だが、さっきまではいつでも撃てると思えたのに、今は引き金に添えた指が凍ったように動かない。
(ヤバイ、ヤバイヤバイ!)
薙刀の刃がギラリと陽光を反射した。
演習用の刃挽きではなく、間違いなく実戦用。斬られたら死ぬ。
助かるためには――
(委員長を撃つしかない! 撃て、撃て、撃て撃て撃て撃て撃て撃て撃て撃て撃て――るか馬鹿野郎ッ!!)
舞に向けていた銃口を天井近くまで振り上げる。
「これで止まってくれえっ!」
――バンッ!
銃声。
そして同時に、あたり一面に何かが飛び散った。
「!!」
まさか当ててしまったのではと、岡の背筋が凍る。
だが舞は、銃声で反射的に目をつぶって身をすくめたまま変わらずそこに立っていた。
「……あ、あれ? 私、生きてる?」
恐る恐る目を開けた舞の顔に、ぱさりと何かが落ちた。
「ひっ!」
短い悲鳴を上げてとっさにそれを振り払い――
「な、なにこ……れ?」
その正体に絶句した。
「……」
「……」
「……」
「……」
泣き声も止まって沈黙が支配する中、4人の目は点になっていた。
それもそのはず。

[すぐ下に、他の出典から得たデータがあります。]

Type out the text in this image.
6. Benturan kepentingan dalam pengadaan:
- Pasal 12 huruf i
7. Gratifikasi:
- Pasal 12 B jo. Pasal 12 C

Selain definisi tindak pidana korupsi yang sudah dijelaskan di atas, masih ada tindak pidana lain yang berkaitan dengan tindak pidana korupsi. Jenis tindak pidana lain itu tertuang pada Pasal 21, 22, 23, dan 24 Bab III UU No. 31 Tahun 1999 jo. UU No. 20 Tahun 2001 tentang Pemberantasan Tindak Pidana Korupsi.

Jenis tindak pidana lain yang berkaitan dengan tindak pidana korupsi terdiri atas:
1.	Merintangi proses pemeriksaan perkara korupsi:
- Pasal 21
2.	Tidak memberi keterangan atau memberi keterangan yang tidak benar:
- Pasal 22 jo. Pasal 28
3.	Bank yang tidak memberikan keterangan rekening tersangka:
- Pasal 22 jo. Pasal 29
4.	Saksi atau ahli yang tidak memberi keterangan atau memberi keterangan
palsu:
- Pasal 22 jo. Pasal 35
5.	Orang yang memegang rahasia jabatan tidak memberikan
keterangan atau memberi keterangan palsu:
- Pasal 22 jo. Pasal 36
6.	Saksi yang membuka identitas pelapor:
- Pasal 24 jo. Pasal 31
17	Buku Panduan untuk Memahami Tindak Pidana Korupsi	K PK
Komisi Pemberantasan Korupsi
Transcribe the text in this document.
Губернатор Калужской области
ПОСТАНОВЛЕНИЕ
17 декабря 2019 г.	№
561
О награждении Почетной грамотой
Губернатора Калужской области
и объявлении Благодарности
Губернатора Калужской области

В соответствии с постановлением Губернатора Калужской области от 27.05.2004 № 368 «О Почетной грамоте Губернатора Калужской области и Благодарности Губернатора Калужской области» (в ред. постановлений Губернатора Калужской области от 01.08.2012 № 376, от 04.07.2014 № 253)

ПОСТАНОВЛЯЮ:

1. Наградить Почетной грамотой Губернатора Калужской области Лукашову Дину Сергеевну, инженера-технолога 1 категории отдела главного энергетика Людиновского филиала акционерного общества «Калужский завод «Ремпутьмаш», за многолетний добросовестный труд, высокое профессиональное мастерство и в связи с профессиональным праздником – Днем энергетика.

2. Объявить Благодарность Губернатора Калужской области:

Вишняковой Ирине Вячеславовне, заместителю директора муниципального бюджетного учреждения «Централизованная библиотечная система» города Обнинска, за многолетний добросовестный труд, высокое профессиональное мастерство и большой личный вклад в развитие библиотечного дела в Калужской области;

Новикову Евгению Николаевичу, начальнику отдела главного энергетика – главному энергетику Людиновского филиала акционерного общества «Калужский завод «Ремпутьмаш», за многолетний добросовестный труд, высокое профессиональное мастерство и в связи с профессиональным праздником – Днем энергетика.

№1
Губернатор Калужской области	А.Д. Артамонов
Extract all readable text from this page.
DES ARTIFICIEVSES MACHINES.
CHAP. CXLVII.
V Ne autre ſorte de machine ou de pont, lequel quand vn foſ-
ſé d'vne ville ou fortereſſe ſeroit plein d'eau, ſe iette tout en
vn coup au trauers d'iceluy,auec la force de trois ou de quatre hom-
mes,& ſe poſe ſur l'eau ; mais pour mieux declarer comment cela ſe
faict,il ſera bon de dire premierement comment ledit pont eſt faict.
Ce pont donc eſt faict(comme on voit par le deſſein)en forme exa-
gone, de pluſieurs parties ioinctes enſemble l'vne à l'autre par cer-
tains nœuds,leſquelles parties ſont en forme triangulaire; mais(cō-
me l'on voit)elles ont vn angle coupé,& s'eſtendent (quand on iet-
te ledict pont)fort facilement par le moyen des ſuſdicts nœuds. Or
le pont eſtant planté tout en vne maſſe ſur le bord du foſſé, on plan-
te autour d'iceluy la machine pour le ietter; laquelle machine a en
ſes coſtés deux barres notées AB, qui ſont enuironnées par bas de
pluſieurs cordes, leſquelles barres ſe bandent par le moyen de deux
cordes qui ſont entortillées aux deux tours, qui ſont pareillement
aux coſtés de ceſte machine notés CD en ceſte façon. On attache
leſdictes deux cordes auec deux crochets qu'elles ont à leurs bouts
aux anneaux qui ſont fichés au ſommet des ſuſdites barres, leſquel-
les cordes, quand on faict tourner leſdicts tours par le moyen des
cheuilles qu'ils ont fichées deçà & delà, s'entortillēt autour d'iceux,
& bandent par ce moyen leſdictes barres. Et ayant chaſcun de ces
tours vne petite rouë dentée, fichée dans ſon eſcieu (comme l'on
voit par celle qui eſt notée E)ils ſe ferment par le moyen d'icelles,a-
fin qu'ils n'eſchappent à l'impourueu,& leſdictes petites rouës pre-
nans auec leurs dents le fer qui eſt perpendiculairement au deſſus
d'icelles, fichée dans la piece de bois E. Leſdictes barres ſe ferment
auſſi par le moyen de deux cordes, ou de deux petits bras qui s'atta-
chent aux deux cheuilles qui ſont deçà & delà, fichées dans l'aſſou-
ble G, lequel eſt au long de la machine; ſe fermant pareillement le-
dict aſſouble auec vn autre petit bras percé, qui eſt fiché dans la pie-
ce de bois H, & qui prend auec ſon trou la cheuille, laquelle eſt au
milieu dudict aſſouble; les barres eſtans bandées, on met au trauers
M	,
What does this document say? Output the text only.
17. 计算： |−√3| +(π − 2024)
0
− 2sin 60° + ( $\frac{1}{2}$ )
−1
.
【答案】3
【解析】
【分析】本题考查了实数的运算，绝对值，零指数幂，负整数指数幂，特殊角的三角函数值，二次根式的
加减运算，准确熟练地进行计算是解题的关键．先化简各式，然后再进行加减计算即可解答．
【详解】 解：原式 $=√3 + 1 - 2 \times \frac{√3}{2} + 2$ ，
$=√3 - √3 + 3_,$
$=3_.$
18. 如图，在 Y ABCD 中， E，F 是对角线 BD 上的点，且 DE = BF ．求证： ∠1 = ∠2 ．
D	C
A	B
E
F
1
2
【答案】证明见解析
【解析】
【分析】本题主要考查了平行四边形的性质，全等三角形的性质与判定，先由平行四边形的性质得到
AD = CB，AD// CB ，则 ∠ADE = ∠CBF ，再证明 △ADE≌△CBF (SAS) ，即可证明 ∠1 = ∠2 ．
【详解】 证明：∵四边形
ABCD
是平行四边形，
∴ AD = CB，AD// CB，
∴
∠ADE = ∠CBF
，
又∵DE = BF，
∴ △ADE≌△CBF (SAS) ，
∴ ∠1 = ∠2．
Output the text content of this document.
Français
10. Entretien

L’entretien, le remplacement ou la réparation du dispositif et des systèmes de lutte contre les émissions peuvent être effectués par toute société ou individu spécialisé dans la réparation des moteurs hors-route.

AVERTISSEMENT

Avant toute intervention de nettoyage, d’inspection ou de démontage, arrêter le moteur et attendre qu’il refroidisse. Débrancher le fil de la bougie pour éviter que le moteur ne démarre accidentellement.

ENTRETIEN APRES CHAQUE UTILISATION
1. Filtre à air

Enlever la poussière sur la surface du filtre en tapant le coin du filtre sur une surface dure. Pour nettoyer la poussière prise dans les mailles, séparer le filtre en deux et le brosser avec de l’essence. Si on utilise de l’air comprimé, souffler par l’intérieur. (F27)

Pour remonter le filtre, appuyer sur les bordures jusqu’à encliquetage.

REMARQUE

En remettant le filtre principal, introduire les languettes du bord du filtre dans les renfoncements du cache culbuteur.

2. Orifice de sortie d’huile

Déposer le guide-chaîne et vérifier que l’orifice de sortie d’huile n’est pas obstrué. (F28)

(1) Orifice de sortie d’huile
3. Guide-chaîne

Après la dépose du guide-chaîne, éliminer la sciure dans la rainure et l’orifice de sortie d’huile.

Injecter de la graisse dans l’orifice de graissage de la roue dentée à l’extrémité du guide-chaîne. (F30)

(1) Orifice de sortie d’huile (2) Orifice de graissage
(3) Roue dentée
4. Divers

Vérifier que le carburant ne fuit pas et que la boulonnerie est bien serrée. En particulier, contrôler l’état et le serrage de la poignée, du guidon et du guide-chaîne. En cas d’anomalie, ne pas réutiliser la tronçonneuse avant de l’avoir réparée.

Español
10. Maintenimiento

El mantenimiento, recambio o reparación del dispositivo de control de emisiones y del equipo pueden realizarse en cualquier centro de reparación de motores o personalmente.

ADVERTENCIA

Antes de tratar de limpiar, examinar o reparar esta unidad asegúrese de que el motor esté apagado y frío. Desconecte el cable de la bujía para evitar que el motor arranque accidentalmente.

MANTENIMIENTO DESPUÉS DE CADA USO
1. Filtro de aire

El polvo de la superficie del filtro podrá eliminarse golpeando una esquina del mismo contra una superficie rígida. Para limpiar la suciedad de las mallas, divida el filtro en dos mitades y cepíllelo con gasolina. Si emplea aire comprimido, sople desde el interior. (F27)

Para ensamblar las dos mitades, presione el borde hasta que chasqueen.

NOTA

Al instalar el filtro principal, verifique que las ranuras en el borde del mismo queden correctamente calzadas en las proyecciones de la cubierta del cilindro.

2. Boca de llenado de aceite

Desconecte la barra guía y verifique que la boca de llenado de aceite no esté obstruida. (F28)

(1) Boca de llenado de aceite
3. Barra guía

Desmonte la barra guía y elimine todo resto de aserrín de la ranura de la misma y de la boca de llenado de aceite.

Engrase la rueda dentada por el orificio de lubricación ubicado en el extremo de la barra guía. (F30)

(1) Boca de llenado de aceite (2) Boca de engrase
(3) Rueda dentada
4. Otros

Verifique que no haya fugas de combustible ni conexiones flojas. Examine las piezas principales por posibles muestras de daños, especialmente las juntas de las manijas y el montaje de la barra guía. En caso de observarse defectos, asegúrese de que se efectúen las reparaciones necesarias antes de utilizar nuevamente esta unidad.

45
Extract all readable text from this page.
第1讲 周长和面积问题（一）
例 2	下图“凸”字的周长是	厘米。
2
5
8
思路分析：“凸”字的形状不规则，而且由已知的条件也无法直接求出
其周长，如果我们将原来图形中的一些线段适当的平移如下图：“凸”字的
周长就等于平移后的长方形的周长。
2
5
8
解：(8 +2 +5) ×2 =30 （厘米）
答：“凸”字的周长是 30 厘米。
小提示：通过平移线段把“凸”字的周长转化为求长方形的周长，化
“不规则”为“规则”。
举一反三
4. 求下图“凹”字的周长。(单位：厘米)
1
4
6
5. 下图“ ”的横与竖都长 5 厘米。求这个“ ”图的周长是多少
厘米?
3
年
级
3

辺りに舞い散るは『紙吹雪』、舞の手には『万国旗』。
しかも万国旗の一部はまだ頭や肩に引っかかっていて、その場のシュールさを演出する。
「……あ、あれ?」
思考停止状態になっていた岡の頭がようやく動き出した。
考える。さらに考える。これは、そう、つまり、うん、あれだ。
「じ、実は、おもちゃ、だった……かな?」
ぐしゃり。
舞の手の中の万国旗が握りつぶされた。
「もぅーーーーーーっ!!」
同時に助走をつけたかと思うとサッカーボールキック。
――ゲシッ!
「qwせdrftgyふじこlp!!」
女には永遠に分からない痛みにもんどりうって倒れる岡樺樹。
舞は、そんな岡に容赦なく薙刀の柄で制裁を加えていく。
「信じらんない、信じらんない! 何それ!? そんなんで私達……あぁ〜〜〜〜もう!
死ねっ! 死んじゃえッ!! もう涅槃の底に沈んで上がってくんなっ!!」
「がふっ……す、すいま……ゴメッ……! ほんと、勘弁……しッ……アッーーー!」
「ま、舞ちゃん、ちょっと落ち着いて〜」
「と、止めなきゃ! あ、でも腰抜けて立てない……」
岡がぐったりとし、動けるようになった砺波と雪野が止めに入るまで、このリンチは続いた。
【午後:14〜16時】
【大塚舞】
【現在位置:C-06】
[状態]:健康
[道具]:支給品一式 薙刀
[行動方針] :ゲームに乗る気なし。みんなを集めてどうにかする。岡をタコ殴り中。
【砺波順子】
【現在位置:C-06】
[状態]:健康
[道具]:支給品一式 鎖鎌(チェーンは5m)
[行動方針] :ゲームに乗る気なし。大塚舞、雪野美奈と行動をともにする。
【雪野美奈】
【現在位置:C-06】
[状態]:健康
[道具]:支給品一式 工具セット(バール、木槌、他数種類の基本的な工具あり)
[行動方針] :ゲームに乗る気なし。大塚舞、砺波順子と行動をともにする。
【岡樺樹】
【現在位置:C-06】
[状態]:打撲傷多数/息子達の危機
[道具]:支給品一式 パーティーガバメント
[行動方針] :正気に戻った。タコ殴られ中。